The Students are expected to present their findings in a powerpoint presentation to the entire class during the last class session(s). (See course outline for details.) The number of slides that makes for an effective presentation in the time allotted (about 15 minutes, unless you're informed otherwise in class) is about 10-15.

    • The powerpoint slides have to be submitted for evaluation.
    • Make sure that the essence of the presentation is contained in the powerpiont slides.
    • The presentation should make sure to provide the thesis of the paper and this should be clear in the slides, as well.
    • One slide should contain one idea -- if more than one idea is presented in one slide, there should be some thematic connection.
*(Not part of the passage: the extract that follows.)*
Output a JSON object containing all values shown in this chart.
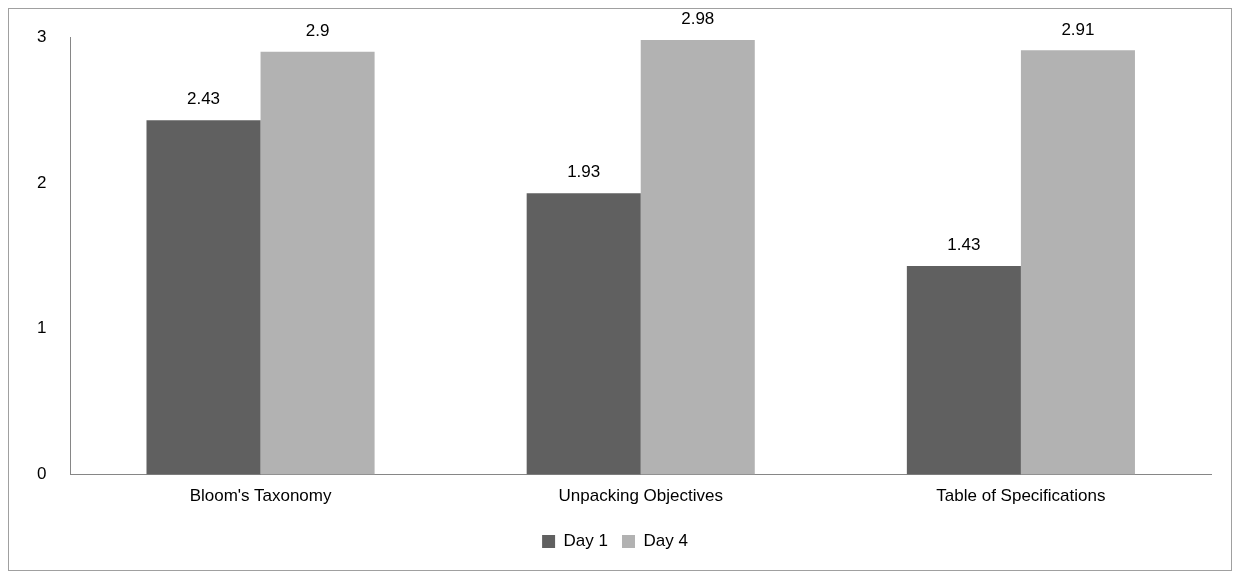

In any case, the amount of material in one slide should be limited and easily read.
    • Use bullets in your slides to present your points.

Topics to be discussed

  • Recent Indian Economic History and implications for the future
  • Indian economic development with emphasis on finance for the Bottom of the Pyramid and microfinance
  • Economic and Social history of Kerala and Mumbai
  • Introduction to Microfinance
    • Adverse Selection problems and how Joint Liability Groups can resolve those problems;
    • Moral Hazard problems and how Joint Liability Groups can resolve those problems;
    • Going beyond joint liability groups;
    • Gender and Microfinance

Grades


Your final grade will be determined as follows:

Factor 

Impact on grade

Online and Class Discussion

30%

Program Assessment Project

20%

Post-visit reports

30%

Term Paper and Presentation

20% (0% for undergraduates)

Final Exam

0% (20% for undergraduates)

Note that the minimum and maximum quantitative scores for plus and minus refinements to the letter grades will be at my discretion. These will be partly determined by the distribution of student scores within each letter grade category.   I place a high value on effort; at my discretion, I will raise your grade one notch if I feel that you have tried hard to satisfy all the requirements of the course.